La dimisión, o cese, del señor Lamela no debería ser una opción para la
presidenta de la Comunidad,
Esperanza Aguirre, sino una obligación, una muestra de respeto, precisamente a
quienes le dieron su voto y su confianza.

Lo importante ahora en el caso
Lamela es saber si detrás de la irresponsable actuación del consejero de
Sanidad se esconde, lisa y llanamente, su propia convicción extremista
religiosa o las presiones de grupos con una carga ideológica ultraconservadora
(quizás los autores de la denuncia anónima), contrarios a la llamada muerte
digna y a la aplicación de medidas que garanticen el derecho de los ciudadanos
a cuidados que proporcionen el alivio del dolor y de una agonía angustiosa y
prolongada.

Porque si es así, si el señor Lamela
y los demás responsables de la
Comunidad de Madrid están imponiendo, o permitiendo que se
imponga en su gestión, esa carga ideológica tan extremada, es urgente que los
ciudadanos le hagamos frente y es urgente que otros partidos políticos nos
ofrezcan mecanismos para garantizar nuestros derechos.

El derecho al alivio del dolor y a
una muerte digna debería estar reconocido como un derecho humano, defendido
expresamente por la ley. Quizás sería conveniente recordar que no se está
pidiendo nada extraño ni inusual. Dos sentencias del Tribunal Supremo de
Estados Unidos (Washington vs. Gluckburg y Vacco vs. Quill) han declarado que
los ciudadanos tienen derecho a recibir los cuidados paliativos adecuados y que
el Estado debe velar por la protección de ese derecho.
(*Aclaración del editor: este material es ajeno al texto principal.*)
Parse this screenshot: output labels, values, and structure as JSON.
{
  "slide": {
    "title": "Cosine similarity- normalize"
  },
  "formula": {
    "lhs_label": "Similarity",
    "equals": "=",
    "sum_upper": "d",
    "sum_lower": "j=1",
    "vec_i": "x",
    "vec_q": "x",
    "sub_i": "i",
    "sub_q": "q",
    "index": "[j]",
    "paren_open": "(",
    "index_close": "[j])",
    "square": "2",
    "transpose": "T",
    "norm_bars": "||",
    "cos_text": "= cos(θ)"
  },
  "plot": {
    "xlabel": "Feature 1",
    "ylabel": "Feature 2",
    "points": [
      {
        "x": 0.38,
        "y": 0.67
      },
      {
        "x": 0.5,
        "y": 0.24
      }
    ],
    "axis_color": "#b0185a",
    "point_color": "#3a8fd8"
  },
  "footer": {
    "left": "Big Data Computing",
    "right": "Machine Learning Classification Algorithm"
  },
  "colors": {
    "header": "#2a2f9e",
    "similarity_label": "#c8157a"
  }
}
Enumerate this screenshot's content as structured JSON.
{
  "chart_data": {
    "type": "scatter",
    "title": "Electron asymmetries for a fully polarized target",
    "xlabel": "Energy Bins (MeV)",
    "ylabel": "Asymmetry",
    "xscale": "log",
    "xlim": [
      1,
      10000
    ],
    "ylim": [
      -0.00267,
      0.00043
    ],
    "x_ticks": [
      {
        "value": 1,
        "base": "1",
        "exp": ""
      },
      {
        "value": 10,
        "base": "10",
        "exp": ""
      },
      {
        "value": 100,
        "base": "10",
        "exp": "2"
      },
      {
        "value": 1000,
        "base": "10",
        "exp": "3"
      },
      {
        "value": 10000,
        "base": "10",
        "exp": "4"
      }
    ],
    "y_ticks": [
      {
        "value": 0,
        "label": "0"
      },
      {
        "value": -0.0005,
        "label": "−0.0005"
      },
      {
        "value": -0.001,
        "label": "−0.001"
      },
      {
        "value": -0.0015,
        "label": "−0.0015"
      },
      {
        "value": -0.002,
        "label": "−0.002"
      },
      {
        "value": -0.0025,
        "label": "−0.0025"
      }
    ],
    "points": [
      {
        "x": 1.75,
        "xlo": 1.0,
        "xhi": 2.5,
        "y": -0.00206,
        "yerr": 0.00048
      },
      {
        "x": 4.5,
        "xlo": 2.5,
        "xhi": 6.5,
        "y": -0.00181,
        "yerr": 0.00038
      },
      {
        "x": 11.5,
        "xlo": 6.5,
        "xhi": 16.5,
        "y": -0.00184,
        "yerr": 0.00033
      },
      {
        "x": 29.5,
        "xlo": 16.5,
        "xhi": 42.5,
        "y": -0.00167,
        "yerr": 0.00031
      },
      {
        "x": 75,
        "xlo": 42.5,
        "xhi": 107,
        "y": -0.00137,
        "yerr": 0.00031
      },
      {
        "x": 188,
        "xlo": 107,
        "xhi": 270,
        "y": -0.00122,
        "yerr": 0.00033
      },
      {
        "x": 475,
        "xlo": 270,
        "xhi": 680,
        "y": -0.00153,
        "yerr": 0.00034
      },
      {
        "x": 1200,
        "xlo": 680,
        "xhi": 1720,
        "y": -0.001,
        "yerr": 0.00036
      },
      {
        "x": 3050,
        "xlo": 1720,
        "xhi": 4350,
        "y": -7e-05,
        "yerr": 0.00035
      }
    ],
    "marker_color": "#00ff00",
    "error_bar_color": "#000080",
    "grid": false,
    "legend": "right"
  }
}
Como explican los doctores Brennan y
Cousins en la Revista
de la Sociedad
Española del Dolor, las sentencias del Supremo norteamericano
han tenido tres consecuencias prácticas inmediatas: "Han obligado a las
autoridades a modificar sus leyes y las prácticas que restringen la
disponibilidad de opiáceos; han dotado a los médicos (partidarios de la muerte
digna) de un arma para protegerse contra los consejos médicos reguladores que
ignoran o rechazan la evidencia de que la administración de altas dosis de
opiáceos para el tratamiento del dolor y de otros síntomas dolorosos es una
medida segura, eficaz y adecuada. Y, por último, han obligado a las autoridades
competentes a destinar los recursos suficientes para garantizar una buena
asistencia a los enfermos terminales". Si el Estado se niega a abordar
estas cuestiones, explicó uno de los jueces firmantes de las sentencias,
"podría ser inculpado de negligencia legislativa" e infringiría
directamente el derecho a morir con dignidad.

De eso se trata. Estamos a las
puertas de unas elecciones. Dígannos los partidos si van a remediar esa
"negligencia legislativa" y si van a dar a médicos y a pacientes los
instrumentos necesarios para defendernos del dogmatismo extremista. Si vamos a
disponer, por fin, de mecanismos para denunciar, no al doctor Montes, sino a
quienes, médicos o políticos, obstaculizan el ejercicio de un derecho humano.